En dépit de ces améliorations, qui doivent si peu à l’austérité, les dégâts des politiques expiatoires ne manqueront pas d’être durables. Les inégalités ont augmenté à tous les niveaux : social, générationnel, géographique. Un prix lourd à payer pour une politique inefficace. Une trace durable pour l’économie des pays, car le moindre investissement dans la jeunesse, les années de croissance morne, l’accroissement du ratio de la dette qui en résulte ne manqueront pas de peser durablement.

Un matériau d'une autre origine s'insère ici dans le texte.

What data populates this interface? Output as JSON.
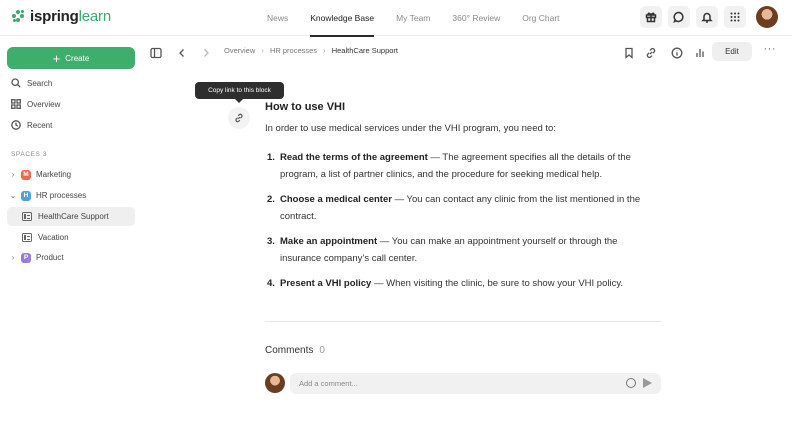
{
  "app": {
    "logo_text_bold": "ispring",
    "logo_text_light": "learn",
    "brand_color": "#3dae6c"
  },
  "topnav": {
    "items": [
      {
        "label": "News",
        "active": false
      },
      {
        "label": "Knowledge Base",
        "active": true
      },
      {
        "label": "My Team",
        "active": false
      },
      {
        "label": "360° Review",
        "active": false
      },
      {
        "label": "Org Chart",
        "active": false
      }
    ],
    "icons": [
      "gift-icon",
      "chat-icon",
      "bell-icon",
      "apps-grid-icon",
      "user-avatar"
    ]
  },
  "sidebar": {
    "create_label": "Create",
    "links": [
      {
        "label": "Search",
        "icon": "search-icon"
      },
      {
        "label": "Overview",
        "icon": "overview-icon"
      },
      {
        "label": "Recent",
        "icon": "clock-icon"
      }
    ],
    "spaces_label": "SPACES 3",
    "spaces": [
      {
        "label": "Marketing",
        "badge": "M",
        "badge_color": "#f06a4a",
        "expanded": false
      },
      {
        "label": "HR processes",
        "badge": "H",
        "badge_color": "#4aa8d8",
        "expanded": true,
        "children": [
          {
            "label": "HealthCare Support",
            "selected": true
          },
          {
            "label": "Vacation",
            "selected": false
          }
        ]
      },
      {
        "label": "Product",
        "badge": "P",
        "badge_color": "#9b7be0",
        "expanded": false
      }
    ]
  },
  "toolbar": {
    "breadcrumbs": [
      "Overview",
      "HR processes",
      "HealthCare Support"
    ],
    "edit_label": "Edit",
    "more_label": "···"
  },
  "tooltip": {
    "text": "Copy link to this block"
  },
  "article": {
    "heading": "How to use VHI",
    "intro": "In order to use medical services under the VHI program, you need to:",
    "steps": [
      {
        "num": "1.",
        "title": "Read the terms of the agreement",
        "text": " — The agreement specifies all the details of the program, a list of partner clinics, and the procedure for seeking medical help."
      },
      {
        "num": "2.",
        "title": "Choose a medical center",
        "text": " — You can contact any clinic from the list mentioned in the contract."
      },
      {
        "num": "3.",
        "title": "Make an appointment",
        "text": " — You can make an appointment yourself or through the insurance company’s call center."
      },
      {
        "num": "4.",
        "title": "Present a VHI policy",
        "text": " — When visiting the clinic, be sure to show your VHI policy."
      }
    ]
  },
  "comments": {
    "label": "Comments",
    "count": "0",
    "placeholder": "Add a comment..."
  }
}
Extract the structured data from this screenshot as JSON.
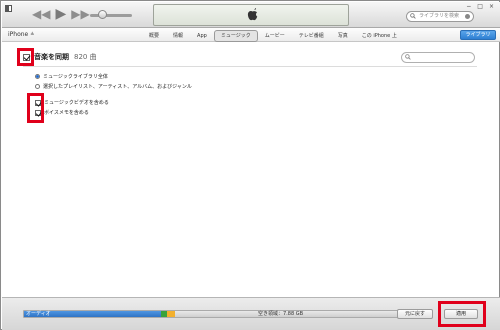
{
  "player": {
    "controls": [
      "◀◀",
      "▶",
      "▶▶"
    ],
    "volume_level": 0.25,
    "search_placeholder": "ライブラリを検索",
    "window_controls": [
      "−",
      "□",
      "×"
    ]
  },
  "device": {
    "name": "iPhone",
    "eject_glyph": "≜"
  },
  "tabs": [
    {
      "label": "概要",
      "active": false
    },
    {
      "label": "情報",
      "active": false
    },
    {
      "label": "App",
      "active": false
    },
    {
      "label": "ミュージック",
      "active": true
    },
    {
      "label": "ムービー",
      "active": false
    },
    {
      "label": "テレビ番組",
      "active": false
    },
    {
      "label": "写真",
      "active": false
    },
    {
      "label": "この iPhone 上",
      "active": false
    }
  ],
  "library_button": "ライブラリ",
  "sync": {
    "label": "音楽を同期",
    "count": "820 曲",
    "checked": true
  },
  "options": {
    "entire_library": "ミュージックライブラリ全体",
    "selected_items": "選択したプレイリスト、アーティスト、アルバム、およびジャンル",
    "include_videos": "ミュージックビデオを含める",
    "include_voice_memos": "ボイスメモを含める"
  },
  "capacity": {
    "audio_label": "オーディオ",
    "free_label": "空き領域：7.88 GB"
  },
  "buttons": {
    "revert": "元に戻す",
    "apply": "適用"
  },
  "colors": {
    "highlight": "#e0001b",
    "audio": "#3f86d8",
    "accent": "#2e7fd2"
  }
}
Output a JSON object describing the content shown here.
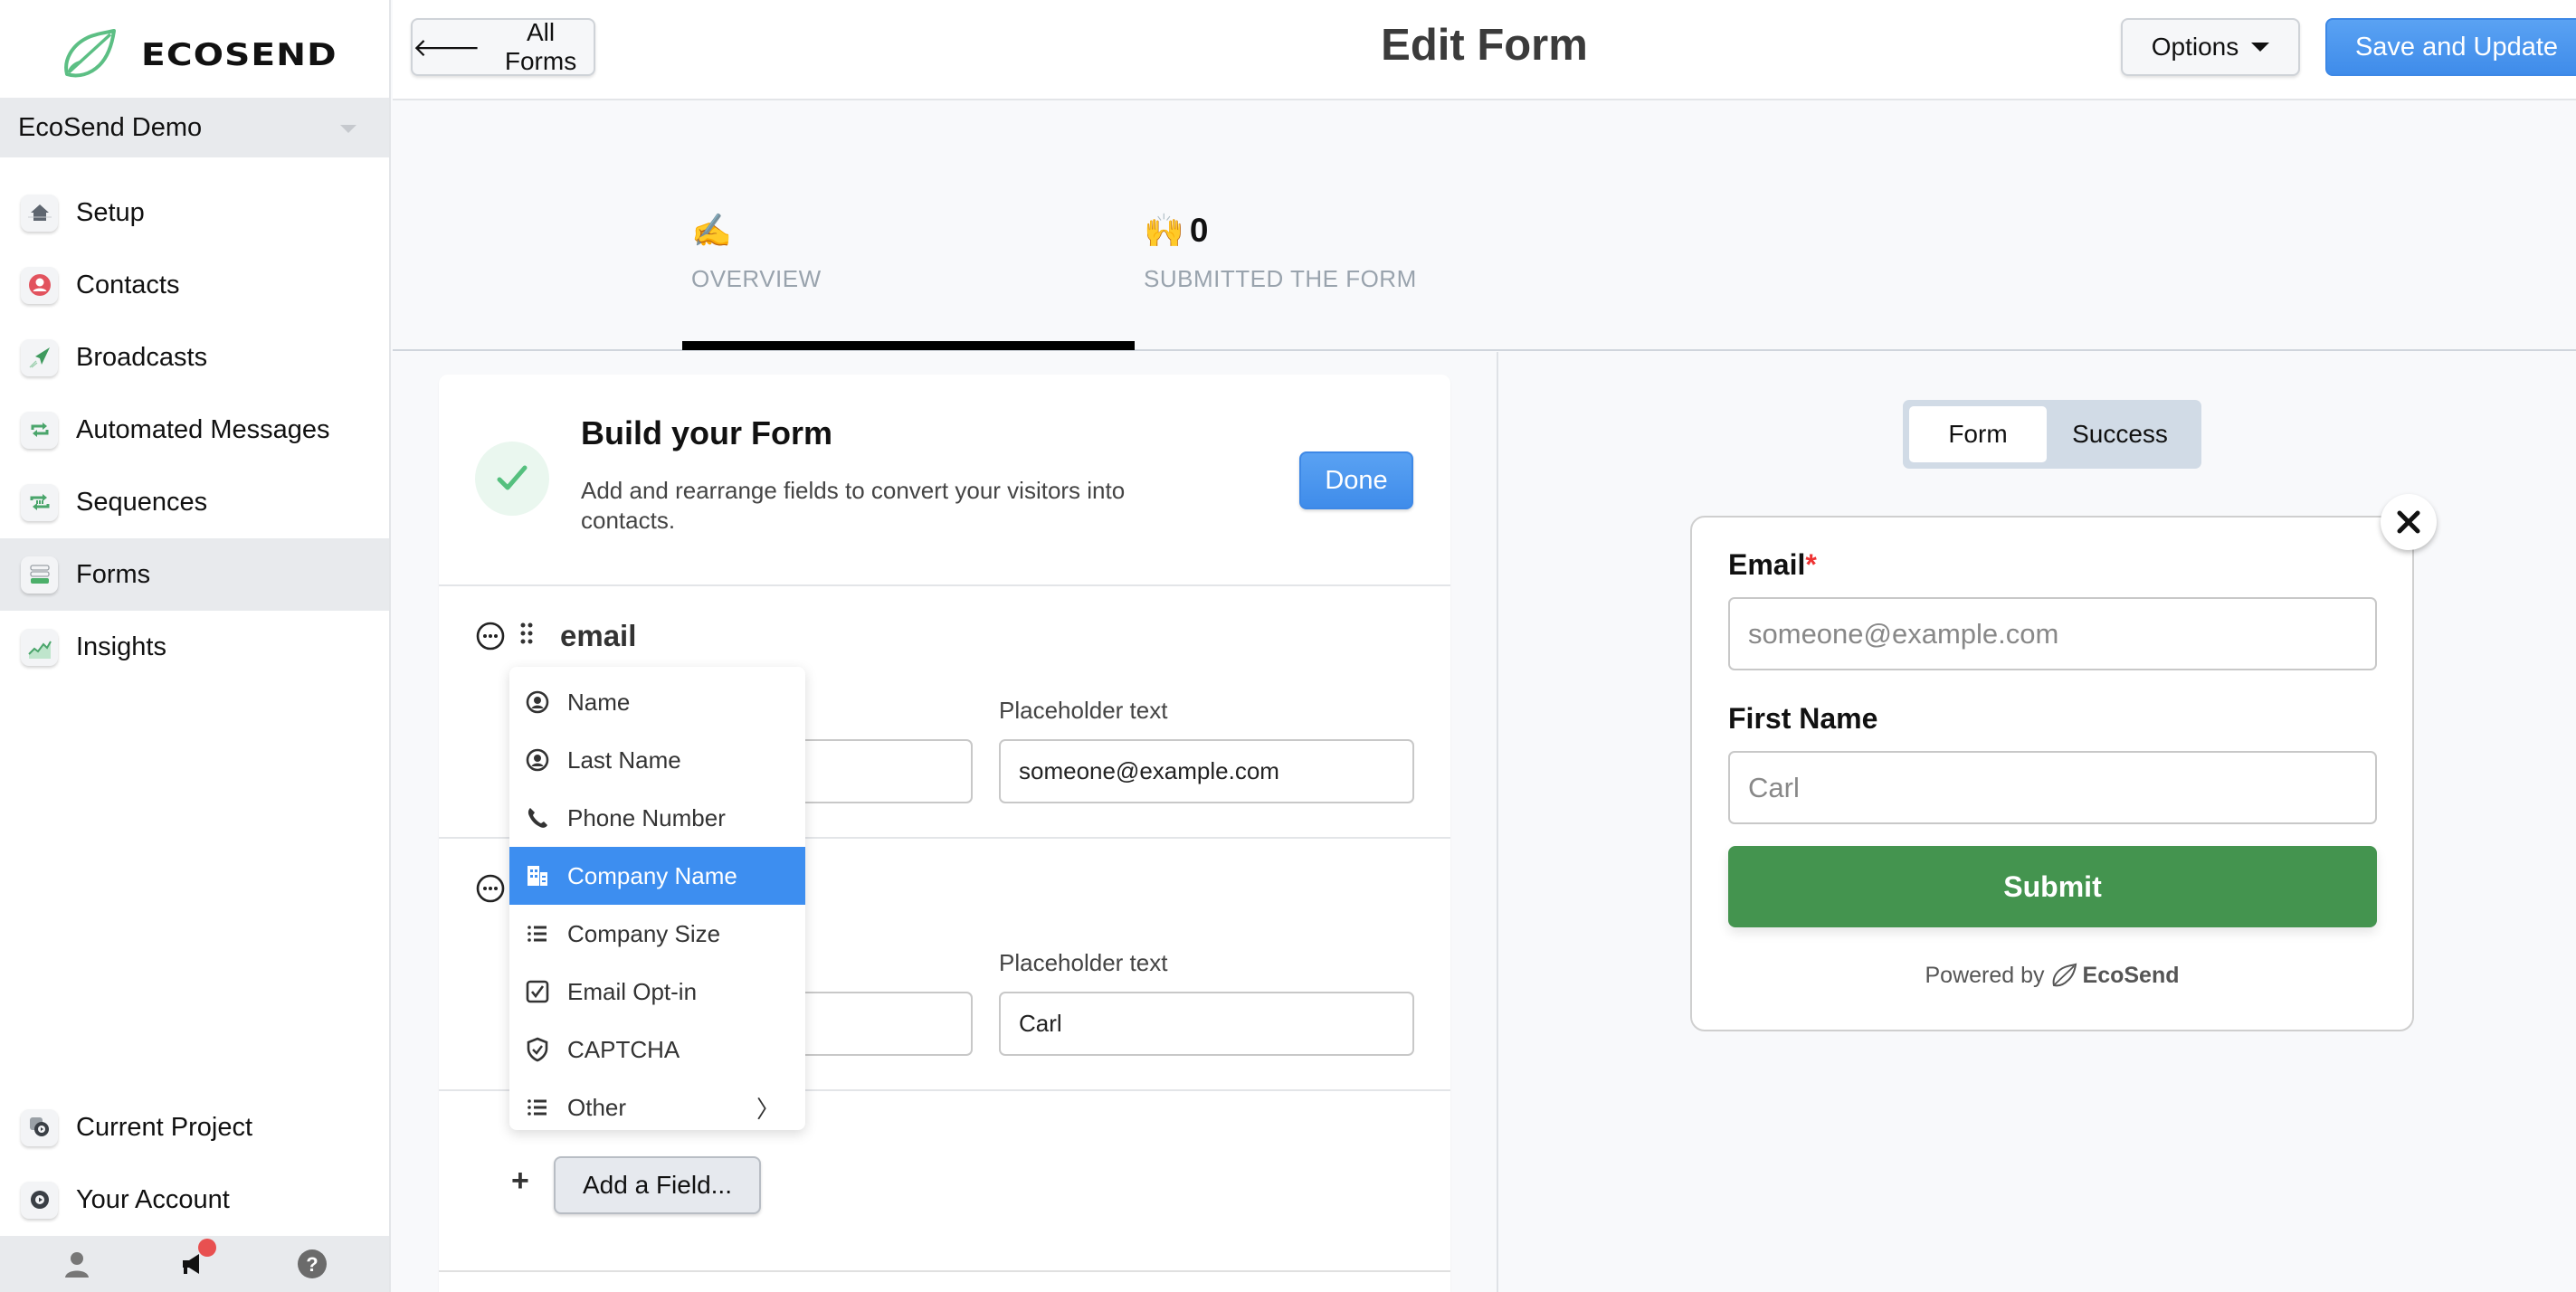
{
  "brand": {
    "name": "ECOSEND",
    "logo_icon": "leaf-icon",
    "accent_color": "#5cbf84"
  },
  "sidebar": {
    "project": "EcoSend Demo",
    "items": [
      {
        "label": "Setup",
        "icon": "home-icon",
        "active": false
      },
      {
        "label": "Contacts",
        "icon": "contact-icon",
        "active": false
      },
      {
        "label": "Broadcasts",
        "icon": "paper-plane-icon",
        "active": false
      },
      {
        "label": "Automated Messages",
        "icon": "repeat-icon",
        "active": false
      },
      {
        "label": "Sequences",
        "icon": "sequence-icon",
        "active": false
      },
      {
        "label": "Forms",
        "icon": "form-icon",
        "active": true
      },
      {
        "label": "Insights",
        "icon": "chart-icon",
        "active": false
      }
    ],
    "bottom_items": [
      {
        "label": "Current Project",
        "icon": "project-settings-icon"
      },
      {
        "label": "Your Account",
        "icon": "account-settings-icon"
      }
    ],
    "footer_icons": [
      "user-icon",
      "megaphone-icon",
      "help-icon"
    ]
  },
  "header": {
    "back_label": "All Forms",
    "title": "Edit Form",
    "options_label": "Options",
    "save_label": "Save and Update",
    "primary_color": "#4a95ef"
  },
  "tabs": [
    {
      "emoji": "✍️",
      "count": "",
      "label": "OVERVIEW",
      "active": true
    },
    {
      "emoji": "🙌",
      "count": "0",
      "label": "SUBMITTED THE FORM",
      "active": false
    }
  ],
  "builder": {
    "title": "Build your Form",
    "description": "Add and rearrange fields to convert your visitors into contacts.",
    "done_label": "Done",
    "fields": [
      {
        "name": "email",
        "placeholder_label": "Placeholder text",
        "placeholder_value": "someone@example.com"
      },
      {
        "name": "",
        "placeholder_label": "Placeholder text",
        "placeholder_value": "Carl"
      }
    ],
    "add_field_label": "Add a Field..."
  },
  "field_dropdown": {
    "items": [
      {
        "label": "Name",
        "icon": "user-circle-icon",
        "selected": false
      },
      {
        "label": "Last Name",
        "icon": "user-circle-icon",
        "selected": false
      },
      {
        "label": "Phone Number",
        "icon": "phone-icon",
        "selected": false
      },
      {
        "label": "Company Name",
        "icon": "building-icon",
        "selected": true
      },
      {
        "label": "Company Size",
        "icon": "list-icon",
        "selected": false
      },
      {
        "label": "Email Opt-in",
        "icon": "checkbox-icon",
        "selected": false
      },
      {
        "label": "CAPTCHA",
        "icon": "shield-check-icon",
        "selected": false
      },
      {
        "label": "Other",
        "icon": "list-icon",
        "selected": false,
        "submenu": true
      }
    ],
    "submenu_chevron": "〉",
    "highlight_color": "#3d8ef0"
  },
  "preview": {
    "toggle": {
      "options": [
        "Form",
        "Success"
      ],
      "active": "Form"
    },
    "fields": [
      {
        "label": "Email",
        "required": true,
        "required_mark": "*",
        "placeholder": "someone@example.com"
      },
      {
        "label": "First Name",
        "required": false,
        "placeholder": "Carl"
      }
    ],
    "submit_label": "Submit",
    "submit_color": "#44944f",
    "powered_by": "Powered by",
    "powered_brand": "EcoSend"
  }
}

Ne nous aveuglons pas, la situation des finances publiques est une préoccupation majeure en Europe. De même que la compétitivité des entreprises qui est un enjeu central. Ces préoccupations sont légitimes et ne peuvent être corrigées par des incantations qui nous mèneront au désastre économique et social. Pas plus que l’austérité, le renoncement à tous nos engagements n’est une solution envisageable.

L’Europe est sur la brèche et le quinquennat d’Emmanuel Macron est crucial pour décider de notre avenir. Le rééquilibrage européen doit être coordonné. La réforme européenne proposée par les sociaux-écologistes est la seule capable de redonner voix aux peuples et de susciter l’adhésion des autres pays, y compris l’Allemagne. Cette coordination permettra de stimuler la demande et d’orienter l’épargne là où elle est nécessaire. Elle servira l’investissement productif, celui qui renforce l’économie, produit de la croissance, transforme les modes de production pour les rendre plus écologiques, offre de nouveaux emplois et celui qui produira des excédents budgétaires, lesquels sauvegarderont nos services publics, pour plus de mobilité sociale, plus d’égalité de fait et de chances. La raison n’interdit pas une vision, moins encore quand cette dernière soulève un espoir économique et social pour les Français et les Européens.

Gabrielle Siry, candidate social-écologiste aux législatives sur la 5e circonscription des Français de l'étranger (Andorre, Espagne, Monaco, Portugal), et secrétaire nationale de l'économie au PS.